# lipo battery questions



## Rc Driver (Apr 29, 2005)

Few questions about lipo batterys after running a race should i just charge the battery up again or discharge down to 3.2v per cell first? Also when i charge them on my checkpoint 1030 they stop charging at 8.4volts is that were the cut off should be at? Its a 6000mah pack but only took about 1300mah charge but notice it was at 8.4 volts just as an example. Still learning about these lipo batterys and dont know the proper care for lipo's. Thanks


----------



## OvalmanPA (Mar 21, 2000)

Just recharge while using a balancer. LiPos are designed not to be charged past 4.22 volts per cell "safely". Some newer chargers will allow you to readjust the final "cutoff" voltage to allow charging to 4.22 volts per cell. However most LiPo chargers are designed to cut off at the 4.20 volts per cell you are getting with the Checkpoint charger. 

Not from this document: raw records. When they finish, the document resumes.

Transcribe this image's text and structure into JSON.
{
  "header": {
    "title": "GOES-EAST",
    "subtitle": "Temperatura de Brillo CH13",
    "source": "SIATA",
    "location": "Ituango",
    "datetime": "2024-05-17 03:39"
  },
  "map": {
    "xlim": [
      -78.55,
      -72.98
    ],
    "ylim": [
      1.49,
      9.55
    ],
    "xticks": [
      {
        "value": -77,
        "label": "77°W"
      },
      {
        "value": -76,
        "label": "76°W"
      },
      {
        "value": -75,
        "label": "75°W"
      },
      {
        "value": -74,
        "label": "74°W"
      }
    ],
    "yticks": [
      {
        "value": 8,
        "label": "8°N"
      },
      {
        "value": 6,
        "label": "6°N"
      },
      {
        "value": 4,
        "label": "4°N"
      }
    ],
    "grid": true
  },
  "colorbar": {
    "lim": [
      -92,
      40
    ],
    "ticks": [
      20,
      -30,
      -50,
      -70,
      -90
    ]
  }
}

They charge under a constant current/constant voltage (cc/cv) parameter. When you begin the charge, the charger applies a constant current of say, 6 amps for your 6000 mah pack. Once the pack reaches 4.2 volts per cell the charger switches to a constant voltage mode and drops the current until it feels the pack is charged (differs by charger). You only took 1300 mah out of the pack during a race so that's all the charger puts back into it while maintaining the 8.4 volts in the pack.


----------



## Rc Driver (Apr 29, 2005)

Okay that makes since. The charger goes into trickle mode after it seays its full should i leave it connected and let it trickle or just unplug it then? Also say if they pack gets ran all the way down until the cutoff of the 3.2v per cell then you charge it but it reaches the 8.4 volts before the mah capacity is close to full. Does that mean the battery is junk? Or your just not going to get all the capacity of the pack? Sorry for so many questions, i appriciate the help


----------



## 4ThePinkRacing (Apr 30, 2010)

........


----------



## OvalmanPA (Mar 21, 2000)

One thing I can agree on however is that the pack shouldn't be trickle charged. Once a LiPo is done charging, it's done, no trickle charging. If you have that selected as an option, see if you can turn it off. From a completely discharged state you will probably get to or close to the rated MAH of the pack back into it. All chargers are different. However, as I said above, LiPos are designed to be charged by constant current to 8.4 volts and then will switch to a constant voltage until they either reach capacity or the charger attempts a certain portion of the capacity.


----------



## Rc Driver (Apr 29, 2005)

Thanks


----------